Thursday, October 10, 2013

all things end

Know why I'm excited? Because I've pre-ordered, for the Kindle app on my phone, Stephen R. Donaldson's The Last Dark: the fourth book in, and the swan song of, the Last Chronicles of Thomas Covenant tetralogy. Donaldson, as usual, puts his characters through hell before they can find any measure of release, relief, or redemption. The third book in the series, Against All Things Ending, finished with a scene implying that all things were indeed ending: the fell Worm of the World's End had been roused from eons of slumber, and the stars were winking out in the sky, one by one, in a manner reminiscent of the deconstruction of the universe in CS Lewis's The Last Battle, or in AC Clarke's short story, "The Nine Billion Names of God." With time running out, and the very foundations of this alternate universe threatened, what can a resurrected Covenant and a beleaguered Linden Avery do? Covenant seems to be without his own white-gold ring; he's got his wife's ring. Meanwhile, Covenant's mad son Roger is wreaking havoc across the Land; equally mad Kastenessen, the Elohim freed from punishment, has his own bitter designs against the Earth, and the stalwart Haruchai have been perverted from their old integrity to name themselves "Masters" of the Land, having transformed from guardians and stewards to rulers.
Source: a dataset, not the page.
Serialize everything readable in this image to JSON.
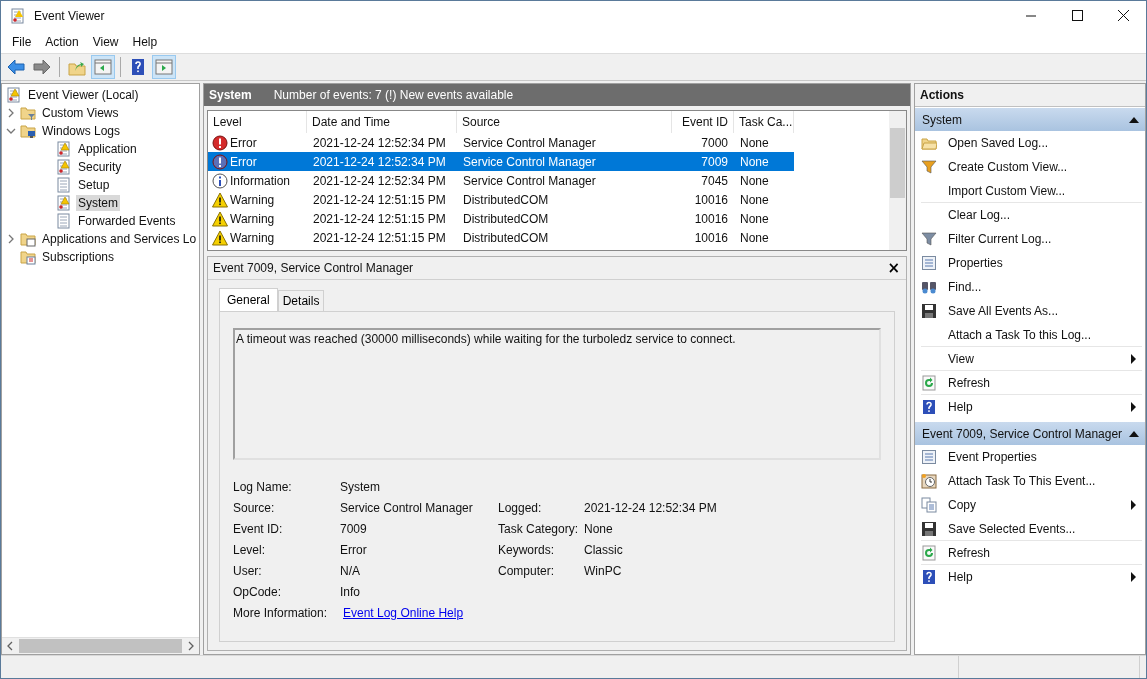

The whole situation is quite bleak, which makes me curious as to how Donaldson will write himself out of the corner he's in. One prediction is that he'll continue in a CS Lewis vein with the dismantling of the universe of the Land. But what will become of Lord Foul, the demonic, godlike presence who wishes only to be free of the constraints of this universe so he can enact vengeance upon the Creator? And what role does Linden's adopted son, Jeremiah, have to play in all this, now that we know his formidable talents?

The Last Dark (not a very optimistic title) has many loose ends to tie up, and it all has to happen within about six hundred or so pages. I look forward to devouring the book once it's been auto-downloaded to my phone. This may become a temporary addiction.